Not all revenue is good revenue.
As agencies know, some accounts can suck up so much energy, time and resources that it strains profit margins and detracts from other clients. As a solution, Winston-Salem N.C.-based agency The Variable has created a proprietary algorithm for scoping work, called Fairly, that it is now pitching to rival—yes, rival—agencies.
“What is good for the industry is good for us, too,” says David Mullen, president and partner at The Variable. “Too many agencies are not getting paid fairly for their work.”
Based on a system The Variable has used for more than six years, Fairly is geared toward agencies of around 150 employees. Its big point of difference, says Jodi Heelan, director of business development and operations, is that it eliminates timesheets—often the bane of agencies—and instead forecasts costs and profit margin based on the value the agency’s work brings to clients.
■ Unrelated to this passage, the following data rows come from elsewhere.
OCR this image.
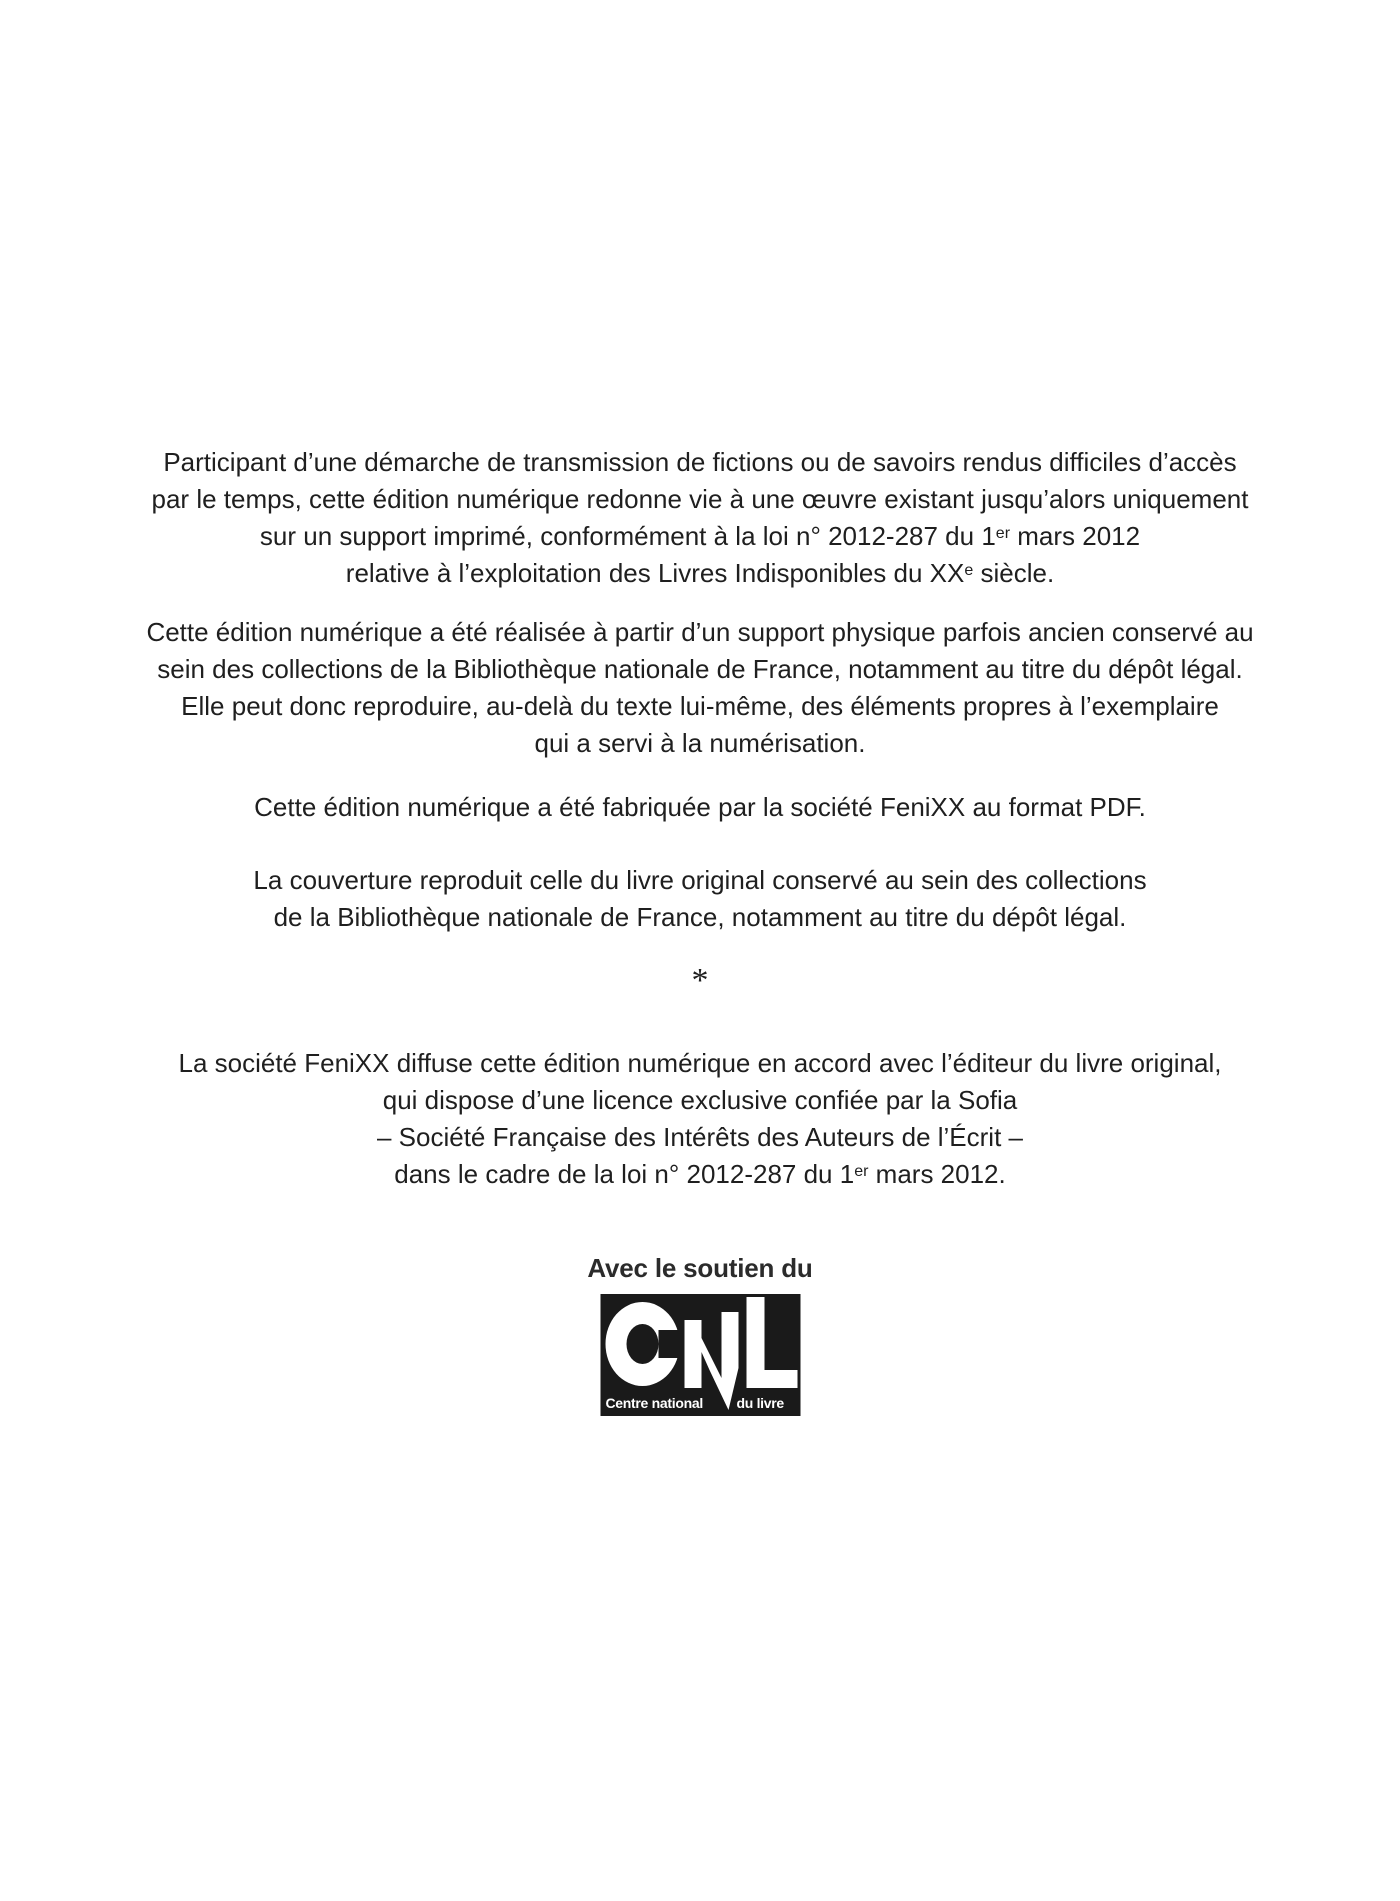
Participant d’une démarche de transmission de fictions ou de savoirs rendus difficiles d’accès
par le temps, cette édition numérique redonne vie à une œuvre existant jusqu’alors uniquement
sur un support imprimé, conformément à la loi n° 2012-287 du 1er mars 2012
relative à l’exploitation des Livres Indisponibles du XXe siècle.

Cette édition numérique a été réalisée à partir d’un support physique parfois ancien conservé au
sein des collections de la Bibliothèque nationale de France, notamment au titre du dépôt légal.
Elle peut donc reproduire, au-delà du texte lui-même, des éléments propres à l’exemplaire
qui a servi à la numérisation.

Cette édition numérique a été fabriquée par la société FeniXX au format PDF.

La couverture reproduit celle du livre original conservé au sein des collections
de la Bibliothèque nationale de France, notamment au titre du dépôt légal.

*

La société FeniXX diffuse cette édition numérique en accord avec l’éditeur du livre original,
qui dispose d’une licence exclusive confiée par la Sofia
– Société Française des Intérêts des Auteurs de l’Écrit –
dans le cadre de la loi n° 2012-287 du 1er mars 2012.

Avec le soutien du
Centre national du livre
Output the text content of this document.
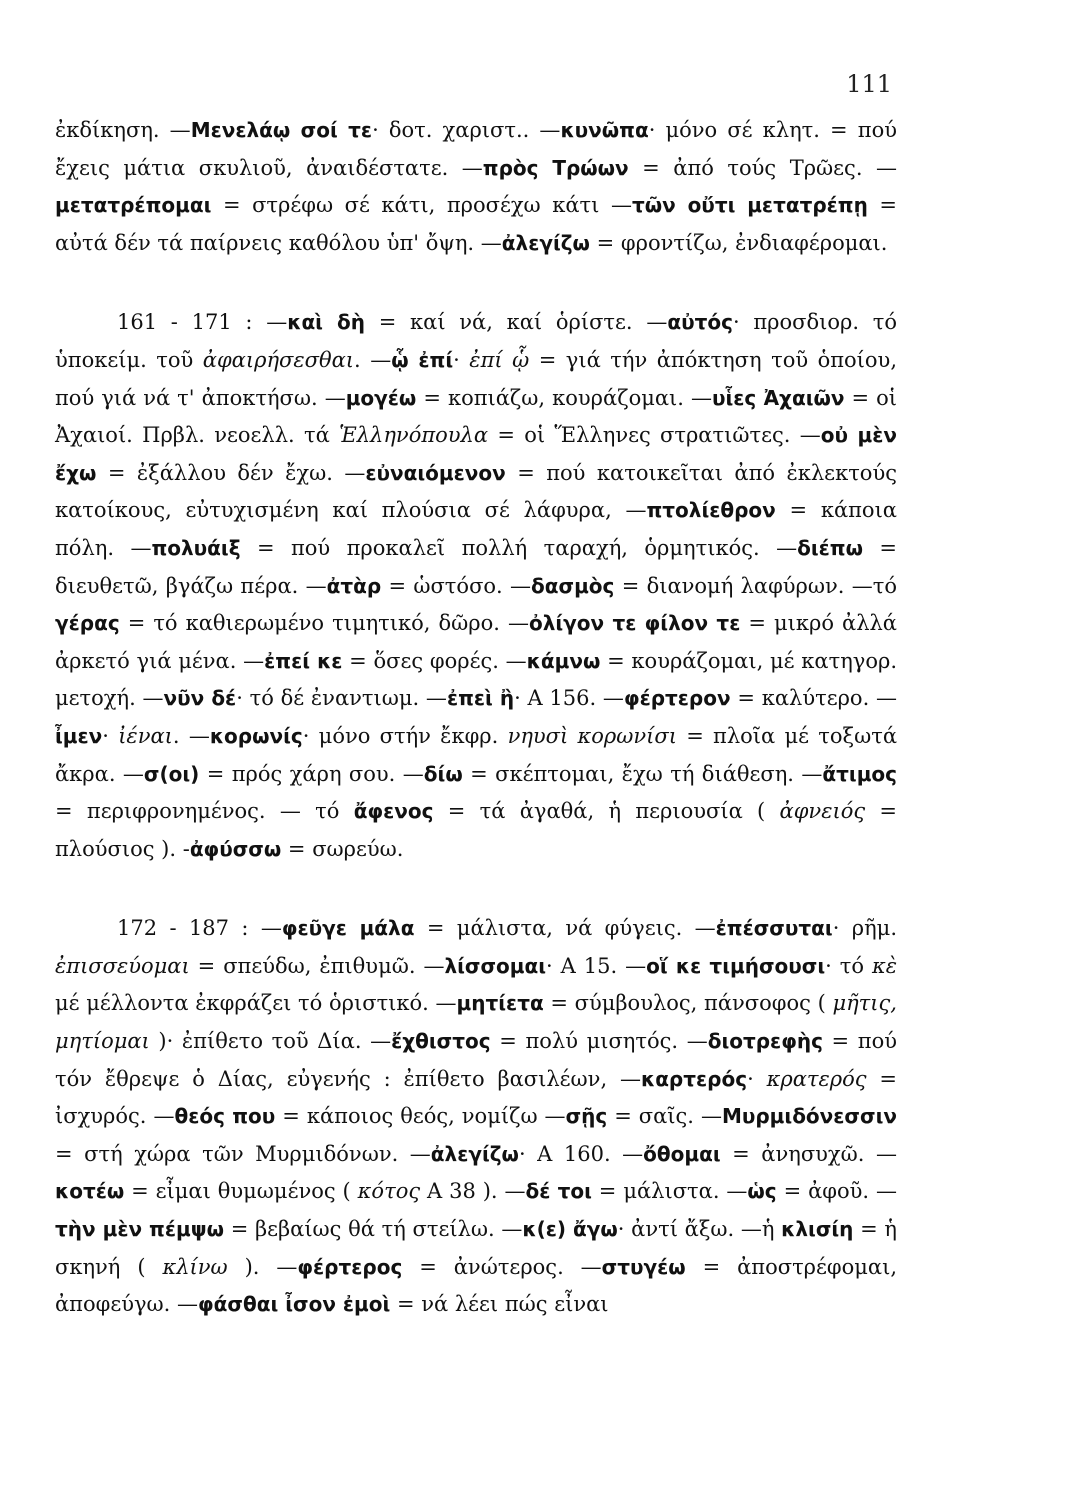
111

ἐκδίκηση. —Μενελάῳ σοί τε· δοτ. χαριστ.. —κυνῶπα· μόνο σέ κλητ. = πού ἔχεις μάτια σκυλιοῦ, ἀναιδέστατε. —πρὸς Τρώων = ἀπό τούς Τρῶες. —μετατρέπομαι = στρέφω σέ κάτι, προσέχω κάτι —τῶν οὔτι μετατρέπῃ = αὐτά δέν τά παίρνεις καθόλου ὑπ' ὄψη. —ἀλεγίζω = φροντίζω, ἐνδιαφέρομαι.

161 - 171 : —καὶ δὴ = καί νά, καί ὁρίστε. —αὐτός· προσδιορ. τό ὑποκείμ. τοῦ ἀφαιρήσεσθαι. —ᾧ ἐπί· ἐπί ᾧ = γιά τήν ἀπόκτηση τοῦ ὁποίου, πού γιά νά τ' ἀποκτήσω. —μογέω = κοπιάζω, κουράζομαι. —υἷες Ἀχαιῶν = οἱ Ἀχαιοί. Πρβλ. νεοελλ. τά Ἑλληνόπουλα = οἱ Ἕλληνες στρατιῶτες. —οὐ μὲν ἔχω = ἐξάλλου δέν ἔχω. —εὐναιόμενον = πού κατοικεῖται ἀπό ἐκλεκτούς κατοίκους, εὐτυχισμένη καί πλούσια σέ λάφυρα, —πτολίεθρον = κάποια πόλη. —πολυάιξ = πού προκαλεῖ πολλή ταραχή, ὁρμητικός. —διέπω = διευθετῶ, βγάζω πέρα. —ἀτὰρ = ὡστόσο. —δασμὸς = διανομή λαφύρων. —τό γέρας = τό καθιερωμένο τιμητικό, δῶρο. —ὀλίγον τε φίλον τε = μικρό ἀλλά ἀρκετό γιά μένα. —ἐπεί κε = ὅσες φορές. —κάμνω = κουράζομαι, μέ κατηγορ. μετοχή. —νῦν δέ· τό δέ ἐναντιωμ. —ἐπεὶ ἢ· Α 156. —φέρτερον = καλύτερο. —ἶμεν· ἰέναι. —κορωνίς· μόνο στήν ἔκφρ. νηυσὶ κορωνίσι = πλοῖα μέ τοξωτά ἄκρα. —σ(οι) = πρός χάρη σου. —δίω = σκέπτομαι, ἔχω τή διάθεση. —ἄτιμος = περιφρονημένος. — τό ἄφενος = τά ἀγαθά, ἡ περιουσία ( ἀφνειός = πλούσιος ). -ἀφύσσω = σωρεύω.

172 - 187 : —φεῦγε μάλα = μάλιστα, νά φύγεις. —ἐπέσσυται· ρῆμ. ἐπισσεύομαι = σπεύδω, ἐπιθυμῶ. —λίσσομαι· Α 15. —οἵ κε τιμήσουσι· τό κὲ μέ μέλλοντα ἐκφράζει τό ὁριστικό. —μητίετα = σύμβουλος, πάνσοφος ( μῆτις, μητίομαι )· ἐπίθετο τοῦ Δία. —ἔχθιστος = πολύ μισητός. —διοτρεφὴς = πού τόν ἔθρεψε ὁ Δίας, εὐγενής : ἐπίθετο βασιλέων, —καρτερός· κρατερός = ἰσχυρός. —θεός που = κάποιος θεός, νομίζω —σῇς = σαῖς. —Μυρμιδόνεσσιν = στή χώρα τῶν Μυρμιδόνων. —ἀλεγίζω· Α 160. —ὄθομαι = ἀνησυχῶ. —κοτέω = εἶμαι θυμωμένος ( κότος Α 38 ). —δέ τοι = μάλιστα. —ὡς = ἀφοῦ. —τὴν μὲν πέμψω = βεβαίως θά τή στείλω. —κ(ε) ἄγω· ἀντί ἄξω. —ἡ κλισίη = ἡ σκηνή ( κλίνω ). —φέρτερος = ἀνώτερος. —στυγέω = ἀποστρέφομαι, ἀποφεύγω. —φάσθαι ἶσον ἐμοὶ = νά λέει πώς εἶναι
Heelan, who is transitioning out of her role at the agency to run Fairly full-time to avoid conflict of interest, is running a beta test with a handful of agencies she declined to disclose. A full-scale launch is slated for May or June.
The system, claims Heelan, has allowed The Variable to more than double its margins, upping them 115%, and to grow the shop’s organic client relationships by 370%.
“What Fairly does is help you understand the difference between good revenue and bad revenue,” says Heelan, adding that “85% of agencies don’t know they are making their economic opportunity threshold from clients.”
The five-step algorithm allows shops to add inputs including the estimated percentage of time allocated to key staffers on the account, project price and the desired profit margin on the business. It can also calculate adjustments based on higher or lower margins.
Fairly, she says, shifts the focus from “input to output,” allowing “more meaningful conversations with clients.” Adds Heelan: “Time is still an input, but it is a backburner input.”